NYC Issues Regulations on Use of Artificial Intelligence in Hiring and Promotion Decisions

Last month, New York City published final regulations (NYC 144) addressing the use of artificial intelligence by employers in hiring and promotion. The regulations prohibit employers and employment agencies from using automated employment decision tools (AEDTs) to make hiring and promotion decisions, unless the tool is audited for bias annually, the employer publishes a summary of the audit, and the employer provides notice to applicants and employees subject to the screening.

The regulations define an AEDT as any computational process, derived from machine learning, statistical modeling, data analytics, or artificial intelligence that issues a simplified output, including a score, classification, or recommendation, that is used substantially to assist or replace discretionary decision-making for employment decisions.

The bias audit must be conducted by an independent auditor that does not have financial or employment ties to the tool’s developer or the employer. Also, the annual audit must use data from the employer or employment agency’s historical use of the tool. If historical data does not exist or would not be statistically significant (e.g., because the sample size), the independent auditor may use historical data of other employers or employment agencies.

The bias audit aims to assess whether the AEDT has a disparate impact on a group of job applicants or employees based on a particular protected characteristic, such as sex, race, and ethnicity. The final rule states that the bias audit must calculate the “impact ratio” of each protected category. Although the employer is required to publish the impact ratios, it does not have to draw conclusions from the data. 

The new regulations will take effect on July 5, 2023. By that date, New York City employers must determine whether they use an AEDT to make hiring or promotion decisions and, if so, it must (1) commission an independent bias audit; (2) publish a summary of the results of the audit; and (3) notify in advance applicants and employees of the tool’s use.
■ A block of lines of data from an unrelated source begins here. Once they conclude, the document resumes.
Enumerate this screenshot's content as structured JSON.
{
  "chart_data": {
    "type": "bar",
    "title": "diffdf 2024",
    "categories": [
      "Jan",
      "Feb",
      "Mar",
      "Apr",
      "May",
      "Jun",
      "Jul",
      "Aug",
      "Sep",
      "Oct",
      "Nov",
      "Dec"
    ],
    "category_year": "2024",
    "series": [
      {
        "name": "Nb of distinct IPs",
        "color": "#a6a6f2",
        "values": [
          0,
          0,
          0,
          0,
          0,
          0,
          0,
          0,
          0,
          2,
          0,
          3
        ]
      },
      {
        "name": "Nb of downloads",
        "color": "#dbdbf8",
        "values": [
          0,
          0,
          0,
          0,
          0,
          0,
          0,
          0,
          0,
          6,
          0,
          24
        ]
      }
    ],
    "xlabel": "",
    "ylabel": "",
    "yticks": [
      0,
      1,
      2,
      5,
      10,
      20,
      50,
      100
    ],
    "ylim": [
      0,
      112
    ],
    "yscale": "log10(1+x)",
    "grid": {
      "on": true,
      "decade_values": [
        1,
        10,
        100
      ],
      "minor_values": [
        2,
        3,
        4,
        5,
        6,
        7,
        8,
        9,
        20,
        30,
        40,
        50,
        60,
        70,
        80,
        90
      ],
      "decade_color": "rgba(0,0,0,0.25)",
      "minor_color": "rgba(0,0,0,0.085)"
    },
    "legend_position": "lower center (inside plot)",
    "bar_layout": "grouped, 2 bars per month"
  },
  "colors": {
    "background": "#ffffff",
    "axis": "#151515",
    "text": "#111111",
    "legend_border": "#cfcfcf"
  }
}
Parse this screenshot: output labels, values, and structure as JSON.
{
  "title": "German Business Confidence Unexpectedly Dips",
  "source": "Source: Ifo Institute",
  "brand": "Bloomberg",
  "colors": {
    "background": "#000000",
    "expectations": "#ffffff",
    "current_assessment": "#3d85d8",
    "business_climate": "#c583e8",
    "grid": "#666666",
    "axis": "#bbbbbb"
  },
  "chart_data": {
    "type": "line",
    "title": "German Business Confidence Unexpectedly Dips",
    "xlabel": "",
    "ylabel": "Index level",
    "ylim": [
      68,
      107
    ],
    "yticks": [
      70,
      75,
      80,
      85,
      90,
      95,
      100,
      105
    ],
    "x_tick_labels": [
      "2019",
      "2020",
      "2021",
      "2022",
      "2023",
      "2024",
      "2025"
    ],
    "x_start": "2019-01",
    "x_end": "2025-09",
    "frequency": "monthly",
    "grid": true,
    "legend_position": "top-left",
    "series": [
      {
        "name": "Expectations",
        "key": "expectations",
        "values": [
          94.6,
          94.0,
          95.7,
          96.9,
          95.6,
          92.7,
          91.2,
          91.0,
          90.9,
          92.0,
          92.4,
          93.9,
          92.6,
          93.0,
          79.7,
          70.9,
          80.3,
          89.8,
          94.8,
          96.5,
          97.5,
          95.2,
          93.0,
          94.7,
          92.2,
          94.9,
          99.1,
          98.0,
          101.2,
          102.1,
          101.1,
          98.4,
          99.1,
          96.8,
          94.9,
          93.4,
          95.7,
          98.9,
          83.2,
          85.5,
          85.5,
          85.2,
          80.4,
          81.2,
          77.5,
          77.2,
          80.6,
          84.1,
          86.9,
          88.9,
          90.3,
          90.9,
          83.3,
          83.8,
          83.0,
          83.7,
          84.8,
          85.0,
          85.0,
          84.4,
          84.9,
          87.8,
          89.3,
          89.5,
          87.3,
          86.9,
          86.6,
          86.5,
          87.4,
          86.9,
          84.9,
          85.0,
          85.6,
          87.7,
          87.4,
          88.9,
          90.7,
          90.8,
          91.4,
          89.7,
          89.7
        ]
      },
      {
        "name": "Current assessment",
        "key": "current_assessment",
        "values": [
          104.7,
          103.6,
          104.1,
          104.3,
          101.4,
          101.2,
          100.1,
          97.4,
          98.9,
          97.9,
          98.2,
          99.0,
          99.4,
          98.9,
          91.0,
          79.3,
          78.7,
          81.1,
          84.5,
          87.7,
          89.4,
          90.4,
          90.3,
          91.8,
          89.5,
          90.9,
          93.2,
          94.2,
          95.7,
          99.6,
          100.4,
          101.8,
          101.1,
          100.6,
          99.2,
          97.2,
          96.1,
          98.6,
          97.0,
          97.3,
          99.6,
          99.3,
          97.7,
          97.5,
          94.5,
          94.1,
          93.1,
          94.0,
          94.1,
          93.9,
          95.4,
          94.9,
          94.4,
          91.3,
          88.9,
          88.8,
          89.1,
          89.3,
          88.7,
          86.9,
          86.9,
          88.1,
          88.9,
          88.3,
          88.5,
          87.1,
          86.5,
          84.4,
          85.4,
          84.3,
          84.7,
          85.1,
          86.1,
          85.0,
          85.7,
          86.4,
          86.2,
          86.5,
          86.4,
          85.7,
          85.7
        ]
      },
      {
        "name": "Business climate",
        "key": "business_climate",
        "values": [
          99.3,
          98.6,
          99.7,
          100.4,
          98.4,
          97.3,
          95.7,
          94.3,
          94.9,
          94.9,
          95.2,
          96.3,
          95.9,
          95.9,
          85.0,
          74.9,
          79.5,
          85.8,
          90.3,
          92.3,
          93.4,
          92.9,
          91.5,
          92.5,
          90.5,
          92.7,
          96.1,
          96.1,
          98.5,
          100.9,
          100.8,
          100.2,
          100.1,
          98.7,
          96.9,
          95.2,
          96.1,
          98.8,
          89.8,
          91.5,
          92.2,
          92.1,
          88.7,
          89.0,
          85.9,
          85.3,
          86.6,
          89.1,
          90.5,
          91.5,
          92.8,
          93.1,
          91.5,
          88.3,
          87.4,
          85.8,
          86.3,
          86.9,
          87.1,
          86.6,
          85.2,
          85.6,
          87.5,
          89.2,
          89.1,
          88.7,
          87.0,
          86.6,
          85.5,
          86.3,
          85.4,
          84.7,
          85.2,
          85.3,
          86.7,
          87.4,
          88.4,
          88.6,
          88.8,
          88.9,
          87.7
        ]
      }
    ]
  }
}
Employers that violate the law, including its notice requirements, will be subject to fines of up to $500 for their first violation and up to $1,500 for each subsequent violation.

Several vendors currently offer AI-based hiring and promotion tools. Fletcher AI, for instance, represents that it can:

Automate the tedious parts of your recruiting process. Our advanced AI and human experience source high-quality candidates that match your requirements, eliminating the need for you to manually sift through resumes and job boards.

Fountain AI and HireVue offer similar AI-based recruiting and hiring tools. However, searches for vendors offering AEDT independent bias audits offer few options.

We anticipate that employers will take a “pause” on the use of AEDT hiring and promotion tools until they (1) can identify independent auditors with access to appropriate historical data; (2) determine whether the algorithms in AEDT have a disparate impact on protected classes; and (3) are prepared to publish impact ratios to applicants and employees. We recommend that employers retain and work through these steps with in-house or outside counsel so that their preliminary analyses and development of policies and procedures for compliance with this new law are protected in discovery.

Over the past two decades, federal government contractors regulated by the Office of Federal Contract Compliance Programs (OFCCP) have been subject to applicant tracking requirements, including the Internet Applicant Rule. Over the years, vendors have developed complaint applicant tracking systems that request and collect demographic information from candidates and hires that can be used by employers to generate hiring impact ratios like those required by the NYC regulations. We anticipate that these vendors (and the employers that rely on them) will be able to use those existing applicant tracking systems to audit AEDTs and provide the impact ratios required by the NYC regulations.